Well, except for Sean. He had the decency to heave away from me this time. Nothing came up. The big guy got most of it out on the first go-around.

On me.

All over me.

Hair. Clothes. Skin. I panicked and pushed the camera away before it landed in the pile of misfortune that was my life.

And then…the chorus began.

Paxton had the first solo, diving beyond the fifty to gargle his breakfast with the team. A harmony of retching coughs cascaded down the field, like a single domino toppling the entirety of the Rivets in a wave of ninja-quick sickness. Blitzed from the shadows…and the stomach.

The only thing worse than throwing up? Watching someone else do it.

Or, in this case, the entire organization.

First the linebackers. Then the corners. The safety.

It crossed into the special teams when our punter tried to do the right thing. Unfortunately, he projectiled his politeness beyond the garbage can on the sidelines.

From there the bile bomb spread, barraging unsuspecting players in the early-afternoon heat until the only sound echoing over the field was Jack Carson’s bewildered bellow.

“What the fuck just happened?”

“Elle, I’m so sorry…” Sean collapsed into the grass.

It was Cole who helped me up, surprisingly resilient. I held my arms out and pretended I wasn’t…dripping.

Instead, I silently screamed in abject horror while I faced the team with a smile.

This day could not possibly get any worse.

Whistles blew, trainers burst onto the field, and I reevaluated the life choices which brought me to this moment. It had taken a long time for karma to find me after running away from home at sixteen, but here it was. Fate was one chunky come-uppance.

“Elle?” Louisa was the team’s only female trainer, and she understood most of the difficulties women faced on the team. Usually. This was not one of those moments. She handed me a towel the size of a dishcloth. “Are you…ew.”

“Yeah.”

“There’s a lot of…”

I didn’t want to look at myself, but I felt it on me. Tried not to smell it either.

“Wow.” Louisa and the linebackers stared at me. “You should…go clean up.”

“Yeah...”

The team didn’t have enough water bottles on the field to fix this. Jumping in a tub full of hand-sanitizer wouldn’t fix this.

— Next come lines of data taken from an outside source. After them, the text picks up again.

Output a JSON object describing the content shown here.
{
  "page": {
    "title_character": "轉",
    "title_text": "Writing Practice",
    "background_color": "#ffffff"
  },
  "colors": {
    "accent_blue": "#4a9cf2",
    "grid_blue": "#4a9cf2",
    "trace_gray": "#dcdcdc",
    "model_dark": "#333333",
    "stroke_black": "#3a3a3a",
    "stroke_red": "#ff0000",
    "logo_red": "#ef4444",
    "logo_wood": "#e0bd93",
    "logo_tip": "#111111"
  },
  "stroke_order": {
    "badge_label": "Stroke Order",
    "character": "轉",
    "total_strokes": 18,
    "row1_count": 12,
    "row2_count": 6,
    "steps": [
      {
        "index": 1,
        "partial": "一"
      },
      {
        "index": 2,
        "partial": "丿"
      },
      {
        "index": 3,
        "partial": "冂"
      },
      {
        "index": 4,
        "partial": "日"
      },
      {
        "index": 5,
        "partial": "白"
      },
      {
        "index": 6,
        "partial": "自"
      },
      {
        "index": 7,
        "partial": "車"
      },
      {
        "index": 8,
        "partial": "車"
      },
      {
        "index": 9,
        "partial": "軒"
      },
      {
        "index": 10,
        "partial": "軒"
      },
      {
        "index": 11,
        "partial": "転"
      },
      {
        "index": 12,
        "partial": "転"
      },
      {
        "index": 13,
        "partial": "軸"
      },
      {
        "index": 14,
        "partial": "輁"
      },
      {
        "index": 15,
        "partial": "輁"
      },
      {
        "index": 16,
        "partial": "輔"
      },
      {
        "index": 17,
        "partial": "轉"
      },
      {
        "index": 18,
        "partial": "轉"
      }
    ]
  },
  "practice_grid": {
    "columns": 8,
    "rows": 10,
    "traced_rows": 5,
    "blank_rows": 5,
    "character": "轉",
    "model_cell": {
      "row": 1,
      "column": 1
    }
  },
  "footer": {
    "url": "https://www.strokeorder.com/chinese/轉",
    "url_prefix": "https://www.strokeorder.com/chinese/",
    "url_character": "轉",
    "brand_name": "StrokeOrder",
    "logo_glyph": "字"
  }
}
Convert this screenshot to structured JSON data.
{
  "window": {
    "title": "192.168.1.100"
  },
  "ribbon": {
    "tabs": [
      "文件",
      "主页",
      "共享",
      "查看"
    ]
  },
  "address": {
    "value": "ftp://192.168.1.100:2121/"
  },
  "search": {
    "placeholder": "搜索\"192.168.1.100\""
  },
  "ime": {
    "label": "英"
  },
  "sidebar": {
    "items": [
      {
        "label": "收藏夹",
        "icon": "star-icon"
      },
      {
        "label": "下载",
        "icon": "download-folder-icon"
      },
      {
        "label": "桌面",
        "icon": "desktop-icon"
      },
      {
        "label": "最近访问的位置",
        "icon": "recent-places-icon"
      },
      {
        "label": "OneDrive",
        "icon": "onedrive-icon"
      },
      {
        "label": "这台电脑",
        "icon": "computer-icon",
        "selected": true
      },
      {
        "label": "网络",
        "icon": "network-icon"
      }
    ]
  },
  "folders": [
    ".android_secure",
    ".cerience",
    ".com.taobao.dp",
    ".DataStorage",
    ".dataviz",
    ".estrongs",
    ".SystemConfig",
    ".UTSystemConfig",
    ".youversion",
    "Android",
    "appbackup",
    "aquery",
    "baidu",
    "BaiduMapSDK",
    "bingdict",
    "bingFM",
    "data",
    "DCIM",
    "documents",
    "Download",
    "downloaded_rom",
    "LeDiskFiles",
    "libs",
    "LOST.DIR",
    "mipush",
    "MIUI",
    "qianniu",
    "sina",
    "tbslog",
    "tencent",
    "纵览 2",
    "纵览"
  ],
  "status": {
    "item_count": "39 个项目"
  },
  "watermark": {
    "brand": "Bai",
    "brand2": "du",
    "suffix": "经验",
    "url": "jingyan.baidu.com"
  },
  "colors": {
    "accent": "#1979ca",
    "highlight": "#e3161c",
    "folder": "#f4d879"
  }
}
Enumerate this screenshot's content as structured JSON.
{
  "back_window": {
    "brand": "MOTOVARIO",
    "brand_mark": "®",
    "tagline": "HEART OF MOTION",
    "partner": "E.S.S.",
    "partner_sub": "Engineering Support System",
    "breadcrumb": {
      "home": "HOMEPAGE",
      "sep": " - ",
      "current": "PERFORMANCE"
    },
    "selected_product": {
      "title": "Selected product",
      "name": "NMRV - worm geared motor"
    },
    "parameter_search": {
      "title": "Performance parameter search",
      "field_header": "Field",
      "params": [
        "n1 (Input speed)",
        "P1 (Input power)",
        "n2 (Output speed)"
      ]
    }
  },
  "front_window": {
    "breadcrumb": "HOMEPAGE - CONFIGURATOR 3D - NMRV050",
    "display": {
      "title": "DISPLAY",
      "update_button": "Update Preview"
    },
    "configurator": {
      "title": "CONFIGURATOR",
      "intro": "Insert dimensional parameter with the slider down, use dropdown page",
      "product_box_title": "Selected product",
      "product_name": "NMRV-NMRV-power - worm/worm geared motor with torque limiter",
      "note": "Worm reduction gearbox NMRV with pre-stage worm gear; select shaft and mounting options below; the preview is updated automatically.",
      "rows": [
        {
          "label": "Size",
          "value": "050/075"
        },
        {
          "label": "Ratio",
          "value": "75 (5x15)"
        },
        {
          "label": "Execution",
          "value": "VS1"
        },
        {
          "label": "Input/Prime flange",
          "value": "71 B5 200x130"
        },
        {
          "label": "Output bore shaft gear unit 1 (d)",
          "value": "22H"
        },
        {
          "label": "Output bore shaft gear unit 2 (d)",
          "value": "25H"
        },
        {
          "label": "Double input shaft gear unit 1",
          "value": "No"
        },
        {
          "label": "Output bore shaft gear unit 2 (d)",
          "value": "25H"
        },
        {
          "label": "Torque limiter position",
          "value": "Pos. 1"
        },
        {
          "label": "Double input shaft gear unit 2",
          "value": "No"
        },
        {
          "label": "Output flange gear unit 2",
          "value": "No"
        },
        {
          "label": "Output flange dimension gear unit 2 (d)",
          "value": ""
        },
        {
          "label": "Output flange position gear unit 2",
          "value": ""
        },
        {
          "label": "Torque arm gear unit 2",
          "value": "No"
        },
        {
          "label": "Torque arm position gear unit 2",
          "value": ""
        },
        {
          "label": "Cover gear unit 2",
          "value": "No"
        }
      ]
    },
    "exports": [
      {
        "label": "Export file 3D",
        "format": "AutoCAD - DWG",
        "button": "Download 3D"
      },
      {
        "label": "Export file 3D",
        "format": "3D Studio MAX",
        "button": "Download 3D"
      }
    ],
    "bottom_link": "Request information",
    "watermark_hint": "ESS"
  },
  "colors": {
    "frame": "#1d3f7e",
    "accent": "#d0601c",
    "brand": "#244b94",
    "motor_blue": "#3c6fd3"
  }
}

“Why don’t you…go take a shower?” Louisa couldn’t even look at me. “I don’t think anyone’s in the locker room.”

And it wouldn’t matter if they were.

Nothing could be worse than quivering in the sick of a three-hundred-pound linebacker and his foolhardy choice to eat eight hard-boiled eggs for breakfast on one of the hottest days of the year.

I hobbled off the field, ignoring the squish that followed me. It wasn’t the grass. Something soggy mushed in my shoe, but keeling over dead was preferable to fishing out whatever trespassed around my tootsies. The squeal of a baby stopped me.

Leah Carson bounced her son, Sammy, on her hip as she took a phone call. Sam gave me a devilish grin, inherited from his father.

She lowered her phone, too busy to look up. “Hey, Elle, do you have those pictures of Lachlan? We were going to give them to the Sports Nation producers for his interview today…” Her words choked. She stared in horror, her mouth gaping as she backed away. “What…what happened?”